One article published in the Red Lodge Picket on February 13, 1892, reads, “We have a letter from Capt. John F. Corbettt, of Arland, and he informs us that if the business men of Red Lodge build a bridge over Clark’s Fork river and put the wagon road in passible shape that they will surely get the trade from the Bighorn Basin.”
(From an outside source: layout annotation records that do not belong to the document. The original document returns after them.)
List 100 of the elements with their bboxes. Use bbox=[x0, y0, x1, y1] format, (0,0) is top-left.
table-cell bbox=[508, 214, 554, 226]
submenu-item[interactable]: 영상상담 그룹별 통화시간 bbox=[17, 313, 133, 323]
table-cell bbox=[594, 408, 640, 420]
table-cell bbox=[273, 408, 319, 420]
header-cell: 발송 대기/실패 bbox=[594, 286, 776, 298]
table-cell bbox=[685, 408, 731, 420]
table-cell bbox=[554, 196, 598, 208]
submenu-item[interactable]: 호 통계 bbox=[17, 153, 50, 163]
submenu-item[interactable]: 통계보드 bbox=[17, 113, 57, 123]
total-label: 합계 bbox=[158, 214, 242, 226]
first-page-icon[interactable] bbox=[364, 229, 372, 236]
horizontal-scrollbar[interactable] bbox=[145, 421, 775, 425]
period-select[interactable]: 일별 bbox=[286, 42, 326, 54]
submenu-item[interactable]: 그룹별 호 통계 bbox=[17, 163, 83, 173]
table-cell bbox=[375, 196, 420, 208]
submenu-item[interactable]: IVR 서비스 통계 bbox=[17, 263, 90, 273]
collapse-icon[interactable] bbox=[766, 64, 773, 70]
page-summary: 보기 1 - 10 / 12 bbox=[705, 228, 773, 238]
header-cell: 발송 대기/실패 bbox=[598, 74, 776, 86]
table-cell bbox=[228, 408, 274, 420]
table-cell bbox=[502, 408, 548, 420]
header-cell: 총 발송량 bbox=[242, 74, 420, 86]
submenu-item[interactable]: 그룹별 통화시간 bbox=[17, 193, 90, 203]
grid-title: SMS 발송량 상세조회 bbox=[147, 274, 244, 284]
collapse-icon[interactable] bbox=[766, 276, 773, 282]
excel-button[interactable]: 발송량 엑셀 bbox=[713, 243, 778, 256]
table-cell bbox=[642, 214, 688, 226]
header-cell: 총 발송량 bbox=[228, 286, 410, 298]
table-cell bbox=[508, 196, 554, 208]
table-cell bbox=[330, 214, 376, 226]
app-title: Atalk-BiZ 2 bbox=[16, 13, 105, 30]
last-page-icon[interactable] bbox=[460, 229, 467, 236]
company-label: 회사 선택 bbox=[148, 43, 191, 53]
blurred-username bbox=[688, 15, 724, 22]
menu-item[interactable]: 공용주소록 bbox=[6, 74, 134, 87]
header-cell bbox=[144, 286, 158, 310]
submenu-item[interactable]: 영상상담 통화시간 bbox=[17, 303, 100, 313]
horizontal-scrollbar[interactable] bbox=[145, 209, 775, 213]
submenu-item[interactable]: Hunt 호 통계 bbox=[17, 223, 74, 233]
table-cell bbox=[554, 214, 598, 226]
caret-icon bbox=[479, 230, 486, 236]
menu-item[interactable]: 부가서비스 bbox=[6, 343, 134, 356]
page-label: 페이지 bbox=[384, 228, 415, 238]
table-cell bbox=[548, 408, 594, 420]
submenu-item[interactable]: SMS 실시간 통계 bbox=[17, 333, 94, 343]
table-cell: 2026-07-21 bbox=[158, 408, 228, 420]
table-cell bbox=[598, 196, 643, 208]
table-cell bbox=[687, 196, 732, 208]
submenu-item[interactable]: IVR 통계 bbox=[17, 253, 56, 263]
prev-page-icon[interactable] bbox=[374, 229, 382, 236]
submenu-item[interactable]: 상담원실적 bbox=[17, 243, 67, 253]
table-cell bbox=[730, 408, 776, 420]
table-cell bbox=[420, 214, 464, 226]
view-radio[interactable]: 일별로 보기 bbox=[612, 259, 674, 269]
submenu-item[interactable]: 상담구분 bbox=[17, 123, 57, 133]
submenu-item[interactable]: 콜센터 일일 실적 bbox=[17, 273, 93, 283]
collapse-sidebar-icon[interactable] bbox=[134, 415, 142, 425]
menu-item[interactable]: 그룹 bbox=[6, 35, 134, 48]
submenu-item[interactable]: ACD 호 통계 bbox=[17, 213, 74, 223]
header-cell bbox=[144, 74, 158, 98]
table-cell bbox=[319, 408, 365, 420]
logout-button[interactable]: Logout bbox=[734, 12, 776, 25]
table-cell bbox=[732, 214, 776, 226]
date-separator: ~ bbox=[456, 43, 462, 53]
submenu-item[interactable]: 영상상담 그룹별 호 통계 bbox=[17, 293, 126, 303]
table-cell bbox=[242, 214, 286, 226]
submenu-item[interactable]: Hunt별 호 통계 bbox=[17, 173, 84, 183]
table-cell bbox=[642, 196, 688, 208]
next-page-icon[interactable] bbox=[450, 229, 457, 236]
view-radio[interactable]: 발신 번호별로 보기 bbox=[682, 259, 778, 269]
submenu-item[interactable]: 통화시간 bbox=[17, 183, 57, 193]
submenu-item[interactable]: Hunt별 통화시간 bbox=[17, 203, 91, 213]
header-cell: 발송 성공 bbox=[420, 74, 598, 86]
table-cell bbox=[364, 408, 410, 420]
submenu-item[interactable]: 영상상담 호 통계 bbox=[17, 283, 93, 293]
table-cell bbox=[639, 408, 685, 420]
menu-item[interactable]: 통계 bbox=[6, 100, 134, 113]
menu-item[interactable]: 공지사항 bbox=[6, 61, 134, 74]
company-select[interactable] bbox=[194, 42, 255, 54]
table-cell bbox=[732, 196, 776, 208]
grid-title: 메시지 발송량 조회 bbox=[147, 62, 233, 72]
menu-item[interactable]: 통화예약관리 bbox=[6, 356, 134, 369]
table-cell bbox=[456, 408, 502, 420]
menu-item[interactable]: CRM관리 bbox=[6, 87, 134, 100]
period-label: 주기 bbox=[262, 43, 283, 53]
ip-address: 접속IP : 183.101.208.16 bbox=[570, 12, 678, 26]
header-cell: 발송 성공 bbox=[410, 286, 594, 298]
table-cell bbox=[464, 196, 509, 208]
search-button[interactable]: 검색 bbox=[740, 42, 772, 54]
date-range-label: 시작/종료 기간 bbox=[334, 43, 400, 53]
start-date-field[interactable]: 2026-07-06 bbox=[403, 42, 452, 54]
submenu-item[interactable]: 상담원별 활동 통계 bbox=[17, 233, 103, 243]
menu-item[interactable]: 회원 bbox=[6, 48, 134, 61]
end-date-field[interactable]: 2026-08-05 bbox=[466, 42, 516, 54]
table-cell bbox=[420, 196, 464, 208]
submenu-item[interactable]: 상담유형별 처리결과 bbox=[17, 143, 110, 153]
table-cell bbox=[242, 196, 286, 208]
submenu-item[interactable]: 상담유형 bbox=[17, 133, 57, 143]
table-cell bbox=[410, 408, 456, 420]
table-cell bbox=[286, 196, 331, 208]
Corbett, during this period, is an active businessman looking out for his investment in Arland. A year later, The Helena Independent published an article on January 9, 1893:
“J.F. Corbett, of Arland, Wyo., called at the Picket office Monday and emphatically denied the report published in the press, and copied in this paper last week, of killing a half dozen officers and cattle rustlers in the Big Horn basin recently. Mr. Corbett says that everything is quiet in that section at present and has been for some time past. ‘Such reports only injure the country,’ said Mr. Corbett, ‘and keep people from coming in. Asa Sehook, who the papers say is a cattle thief, and was killed at the head of NoWood, is a good, honest man, and is alive and well, and Bill Nucher, also reported as killed, is now above the N bar ranch on Owl Creek.’”
On February 27, 1892, The Red Lodge Picket wrote, “We have a spicy letter in this issue written by Capt. John F. Corbett or Arland, Wyoming. It is always a pleasure to publish a letter from Capt. Corbett, as we well know that it will be perused by our readers with the greatest avidity.” The mentioned letter is an (extremely elaborate) attempt by Corbett to advertise the mining prospects on the Wood River and can be found here.
Once again it seems Corbett’s endorsement was based on his business interests. The Red Lodge Picket published a notice (Figure 4) on February 11, 1893, under the column “From Wood River” that, “John F. Corbett is building a house, 20 x 60 feet, in which he will open a store in the spring.” The store was located at Kirwin where William Kirwin had begun operations on the Sunset lode.
In 1895, Corbett married Mrs. Mary Josephine Wing Niles. A divorcee, Mary Josephine and her sons came to Wyoming by way of Minnesota and Iowa. The couple married in either Red Lodge, Montana or Lander, Wyoming (newspaper clippings mention both locations, Figures 5 and 6).
In 1896, Mary opened the Meeteetse Hotel where the current fire hall stands on the southeastern corner of Park and State Street. The couple is found together on the 1900 Census living in Meeteetse; however, their marriage was short-lived. On November 5, 1901, Mary married Edward Blake. Though John and Mary must have obtained a divorce between the 1900 census and November 1901, the Museums was unable to find that record.
John Corbett continued to live in Meeteetse until his death in 1910. The Park County Enterprise published his death notice with the endorsement:
“John Corbett, was peculiarly one of the most interesting men that it’s been the privilege of the writer to know in the last quarter of a century in the Big Horn Basin, particularly so on the account of the fact, that his mind was stored with all the richness of the west as it appeared to him after having lived therein for a longer period of time than most men expect to live on earth … Mr. Corbett has lived at Meeteetse for the past fifteen years, and as most all of the old timers, had acquired but little worldly wealth, having been liberal to a degree with all whom he came in contact.”
We get a glimpse of this generosity when, in February of 1907, Major Ernest Coates is cared for at the home of Corbett during his illness with pneumonia (Figure 7). Corbett was also a member of the Meeteetse Old Timers Club, Woodman of America, and the Republican Party. The year following his death, Alex A. Linton sold his property which consisted of 6 lots in Meeteetse (Figure 8).